Penggunaan interjeksi semakin menonjol dalam berbagai ruang komunikasi modern—baik di media sosial maupun media cetak seperti pamflet, poster, dan majalah. Fenomena ini terlihat sejak meningkatnya intensitas komunikasi digital pada 2024–2025. Menurut Laporan Survei Internet APJII 2024, pengguna internet Indonesia meningkat hingga 79,5%, sehingga masyarakat semakin terbiasa berkomunikasi dengan bentuk bahasa yang singkat namun ekspresif. Ungkapan seperti “loh!”, “hah?”, “duh!”, “wow!” kini muncul sebagai penanda emosi yang mudah dikenali pembaca.
Kecenderungan ini muncul terutama di kalangan remaja dan dewasa muda yang aktif menggunakan media digital. Namun, interjeksi juga mulai dipakai dalam materi publik untuk menarik perhatian pembaca, misalnya pamflet kesehatan yang dibuka dengan kata “Awas!” atau poster kampanye yang menggunakan “Stop!” sebagai judul besar. Menurut Maya, mahasiswa Sastra Indonesia Universitas Jenderal Soedirman (Unsoed), yang ditemui pada Selasa (25/11), “Interjeksi itu efektif karena langsung mengenai rasa. Pembaca tahu nada penulis hanya dari satu kata.”
Di media cetak, interjeksi sering diperkuat dengan tipografi tebal atau warna mencolok. Sementara di ranah digital, penggunaannya membentuk identitas linguistik generasi muda yang cenderung spontan dan santai. Meski begitu, pemilihan interjeksi tetap harus mempertimbangkan konteks agar tidak terkesan agresif atau kurang sopan—selaras dengan prinsip etika dalam komunikasi publik.

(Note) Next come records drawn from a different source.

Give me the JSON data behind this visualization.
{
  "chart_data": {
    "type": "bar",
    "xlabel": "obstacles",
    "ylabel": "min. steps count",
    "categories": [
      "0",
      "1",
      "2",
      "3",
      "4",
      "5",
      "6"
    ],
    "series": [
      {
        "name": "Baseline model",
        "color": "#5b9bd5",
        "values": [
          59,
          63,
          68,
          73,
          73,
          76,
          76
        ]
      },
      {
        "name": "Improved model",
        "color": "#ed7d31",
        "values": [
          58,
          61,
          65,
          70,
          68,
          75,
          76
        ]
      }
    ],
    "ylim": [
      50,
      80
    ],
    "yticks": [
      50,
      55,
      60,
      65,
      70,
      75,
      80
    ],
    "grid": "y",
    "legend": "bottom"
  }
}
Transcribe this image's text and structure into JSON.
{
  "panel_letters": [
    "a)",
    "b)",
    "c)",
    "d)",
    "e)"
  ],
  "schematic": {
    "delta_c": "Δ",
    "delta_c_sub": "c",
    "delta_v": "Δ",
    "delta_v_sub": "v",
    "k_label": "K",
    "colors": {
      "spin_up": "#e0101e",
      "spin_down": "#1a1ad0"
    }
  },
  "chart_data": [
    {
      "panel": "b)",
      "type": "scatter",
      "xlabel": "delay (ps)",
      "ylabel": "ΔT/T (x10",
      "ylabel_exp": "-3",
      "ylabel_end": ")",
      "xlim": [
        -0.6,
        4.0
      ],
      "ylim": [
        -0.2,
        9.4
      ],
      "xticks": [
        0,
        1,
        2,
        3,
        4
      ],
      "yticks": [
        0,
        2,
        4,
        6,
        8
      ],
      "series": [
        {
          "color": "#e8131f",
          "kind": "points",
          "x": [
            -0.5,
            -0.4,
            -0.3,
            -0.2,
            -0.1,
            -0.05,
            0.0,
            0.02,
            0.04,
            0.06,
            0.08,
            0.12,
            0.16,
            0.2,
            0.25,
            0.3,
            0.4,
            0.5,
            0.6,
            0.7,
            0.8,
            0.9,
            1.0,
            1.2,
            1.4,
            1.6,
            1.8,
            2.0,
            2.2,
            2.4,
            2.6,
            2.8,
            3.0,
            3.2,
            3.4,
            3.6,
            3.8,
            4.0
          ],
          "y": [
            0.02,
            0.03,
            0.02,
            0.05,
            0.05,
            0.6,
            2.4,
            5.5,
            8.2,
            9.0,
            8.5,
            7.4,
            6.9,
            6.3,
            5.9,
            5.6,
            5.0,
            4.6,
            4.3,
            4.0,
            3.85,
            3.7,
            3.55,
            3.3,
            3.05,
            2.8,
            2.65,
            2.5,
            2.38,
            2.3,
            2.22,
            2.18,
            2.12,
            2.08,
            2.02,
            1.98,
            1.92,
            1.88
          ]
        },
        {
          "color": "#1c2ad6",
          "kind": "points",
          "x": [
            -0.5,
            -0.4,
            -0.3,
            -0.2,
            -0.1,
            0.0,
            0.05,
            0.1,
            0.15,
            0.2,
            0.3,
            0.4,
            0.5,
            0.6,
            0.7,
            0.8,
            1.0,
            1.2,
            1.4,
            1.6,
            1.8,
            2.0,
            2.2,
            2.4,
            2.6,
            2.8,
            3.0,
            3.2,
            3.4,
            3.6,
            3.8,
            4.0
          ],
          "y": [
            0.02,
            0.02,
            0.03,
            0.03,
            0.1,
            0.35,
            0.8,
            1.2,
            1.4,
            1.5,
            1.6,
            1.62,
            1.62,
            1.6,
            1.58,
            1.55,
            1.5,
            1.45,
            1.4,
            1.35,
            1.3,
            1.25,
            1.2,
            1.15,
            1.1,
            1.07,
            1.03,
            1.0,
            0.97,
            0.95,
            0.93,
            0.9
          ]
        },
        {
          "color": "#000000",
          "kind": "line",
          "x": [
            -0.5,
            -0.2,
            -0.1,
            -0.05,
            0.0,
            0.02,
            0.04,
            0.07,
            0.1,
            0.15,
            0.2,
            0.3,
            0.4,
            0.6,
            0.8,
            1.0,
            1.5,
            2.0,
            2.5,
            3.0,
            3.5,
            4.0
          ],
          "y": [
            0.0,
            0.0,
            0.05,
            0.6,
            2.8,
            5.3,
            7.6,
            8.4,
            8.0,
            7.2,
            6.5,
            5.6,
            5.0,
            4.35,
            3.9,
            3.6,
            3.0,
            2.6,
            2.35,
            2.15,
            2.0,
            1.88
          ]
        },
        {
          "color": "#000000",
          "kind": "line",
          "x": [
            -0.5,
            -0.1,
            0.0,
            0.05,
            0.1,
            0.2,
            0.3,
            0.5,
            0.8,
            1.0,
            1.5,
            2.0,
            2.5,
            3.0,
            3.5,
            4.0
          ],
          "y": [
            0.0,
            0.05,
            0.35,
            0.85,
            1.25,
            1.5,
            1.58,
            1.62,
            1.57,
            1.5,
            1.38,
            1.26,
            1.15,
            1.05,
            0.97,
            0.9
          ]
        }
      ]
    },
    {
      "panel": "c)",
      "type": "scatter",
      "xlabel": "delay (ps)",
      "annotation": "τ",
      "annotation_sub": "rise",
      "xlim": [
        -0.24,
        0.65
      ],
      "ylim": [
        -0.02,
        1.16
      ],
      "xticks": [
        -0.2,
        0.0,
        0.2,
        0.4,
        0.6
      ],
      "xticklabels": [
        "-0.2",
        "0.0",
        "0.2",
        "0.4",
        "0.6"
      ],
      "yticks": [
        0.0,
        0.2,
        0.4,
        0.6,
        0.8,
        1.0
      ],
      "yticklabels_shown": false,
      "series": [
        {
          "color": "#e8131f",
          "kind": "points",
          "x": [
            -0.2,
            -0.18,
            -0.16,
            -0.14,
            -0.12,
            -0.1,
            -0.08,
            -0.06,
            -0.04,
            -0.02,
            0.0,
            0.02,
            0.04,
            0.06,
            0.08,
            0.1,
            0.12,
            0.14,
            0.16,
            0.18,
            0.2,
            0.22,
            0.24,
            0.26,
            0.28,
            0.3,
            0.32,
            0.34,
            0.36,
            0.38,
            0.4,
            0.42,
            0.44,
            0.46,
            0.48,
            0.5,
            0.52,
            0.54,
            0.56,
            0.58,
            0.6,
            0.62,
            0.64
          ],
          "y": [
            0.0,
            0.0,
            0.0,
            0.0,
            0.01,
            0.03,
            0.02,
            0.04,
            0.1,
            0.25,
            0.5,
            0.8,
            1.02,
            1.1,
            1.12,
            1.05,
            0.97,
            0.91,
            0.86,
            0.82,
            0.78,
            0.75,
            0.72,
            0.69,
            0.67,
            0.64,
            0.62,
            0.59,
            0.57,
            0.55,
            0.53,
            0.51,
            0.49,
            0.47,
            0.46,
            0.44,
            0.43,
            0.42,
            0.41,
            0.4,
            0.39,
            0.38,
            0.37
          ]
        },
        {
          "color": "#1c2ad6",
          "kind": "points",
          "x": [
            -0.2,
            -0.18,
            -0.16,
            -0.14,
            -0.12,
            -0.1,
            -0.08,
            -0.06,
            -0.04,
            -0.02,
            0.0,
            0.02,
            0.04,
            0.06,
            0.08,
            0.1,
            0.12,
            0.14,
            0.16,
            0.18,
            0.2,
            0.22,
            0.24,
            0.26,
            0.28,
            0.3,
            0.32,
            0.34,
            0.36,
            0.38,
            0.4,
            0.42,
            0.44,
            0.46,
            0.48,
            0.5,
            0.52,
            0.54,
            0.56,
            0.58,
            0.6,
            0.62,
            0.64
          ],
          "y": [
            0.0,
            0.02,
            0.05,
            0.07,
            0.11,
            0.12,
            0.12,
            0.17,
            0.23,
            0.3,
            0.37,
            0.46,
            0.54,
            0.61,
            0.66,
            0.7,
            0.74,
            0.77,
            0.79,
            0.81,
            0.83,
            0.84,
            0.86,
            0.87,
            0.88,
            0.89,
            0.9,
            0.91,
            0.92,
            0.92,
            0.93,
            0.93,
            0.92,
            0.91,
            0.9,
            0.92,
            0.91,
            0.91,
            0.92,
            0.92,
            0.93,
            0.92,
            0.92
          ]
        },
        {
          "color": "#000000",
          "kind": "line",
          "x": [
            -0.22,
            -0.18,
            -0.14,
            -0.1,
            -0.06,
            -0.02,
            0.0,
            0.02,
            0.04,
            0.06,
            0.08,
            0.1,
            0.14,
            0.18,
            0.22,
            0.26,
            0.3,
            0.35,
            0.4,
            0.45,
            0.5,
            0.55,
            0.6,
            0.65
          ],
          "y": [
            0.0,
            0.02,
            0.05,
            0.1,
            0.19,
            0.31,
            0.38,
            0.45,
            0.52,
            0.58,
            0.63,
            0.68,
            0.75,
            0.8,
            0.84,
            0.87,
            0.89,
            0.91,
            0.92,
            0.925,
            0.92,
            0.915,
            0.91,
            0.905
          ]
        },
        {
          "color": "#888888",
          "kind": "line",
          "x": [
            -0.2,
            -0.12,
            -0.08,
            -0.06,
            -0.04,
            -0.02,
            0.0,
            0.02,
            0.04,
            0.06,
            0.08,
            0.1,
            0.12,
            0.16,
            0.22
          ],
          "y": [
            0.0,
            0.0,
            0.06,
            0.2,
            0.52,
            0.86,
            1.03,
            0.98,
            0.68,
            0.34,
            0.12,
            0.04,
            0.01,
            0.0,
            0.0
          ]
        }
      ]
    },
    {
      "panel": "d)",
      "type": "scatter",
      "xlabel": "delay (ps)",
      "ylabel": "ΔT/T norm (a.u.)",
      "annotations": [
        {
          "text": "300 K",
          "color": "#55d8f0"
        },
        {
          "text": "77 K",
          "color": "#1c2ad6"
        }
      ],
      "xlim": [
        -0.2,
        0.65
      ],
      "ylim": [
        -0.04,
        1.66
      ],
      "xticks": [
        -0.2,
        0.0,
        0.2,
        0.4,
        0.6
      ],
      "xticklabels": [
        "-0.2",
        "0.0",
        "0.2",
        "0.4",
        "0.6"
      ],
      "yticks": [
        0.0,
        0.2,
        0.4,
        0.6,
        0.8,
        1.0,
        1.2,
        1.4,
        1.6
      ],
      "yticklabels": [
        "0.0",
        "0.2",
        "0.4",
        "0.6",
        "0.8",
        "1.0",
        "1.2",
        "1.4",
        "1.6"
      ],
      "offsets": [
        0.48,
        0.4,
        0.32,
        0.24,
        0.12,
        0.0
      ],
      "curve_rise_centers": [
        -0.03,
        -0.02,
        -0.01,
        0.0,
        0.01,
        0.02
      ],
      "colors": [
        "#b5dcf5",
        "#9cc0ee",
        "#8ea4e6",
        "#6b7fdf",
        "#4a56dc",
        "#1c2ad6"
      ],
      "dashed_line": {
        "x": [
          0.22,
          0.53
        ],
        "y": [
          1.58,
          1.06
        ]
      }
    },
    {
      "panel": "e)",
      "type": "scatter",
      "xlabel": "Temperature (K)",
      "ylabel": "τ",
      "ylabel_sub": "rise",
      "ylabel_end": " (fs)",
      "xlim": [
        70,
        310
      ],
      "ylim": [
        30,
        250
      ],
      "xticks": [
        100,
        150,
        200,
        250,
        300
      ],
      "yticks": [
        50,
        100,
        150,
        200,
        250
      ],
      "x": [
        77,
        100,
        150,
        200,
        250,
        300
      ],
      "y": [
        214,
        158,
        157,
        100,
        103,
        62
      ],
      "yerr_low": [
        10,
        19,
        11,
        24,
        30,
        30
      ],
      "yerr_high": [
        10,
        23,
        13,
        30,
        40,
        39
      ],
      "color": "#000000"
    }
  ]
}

Perkembangan ini menegaskan bahwa interjeksi bukan lagi sekadar “kata spontan”, melainkan unsur penting dalam membangun kedekatan dan emosi dalam pesan. Di tengah arus literasi digital, interjeksi menjadi benang kecil yang membuat percakapan terasa lebih hidup, jelas, dan mudah dipahami pembaca dari berbagai media.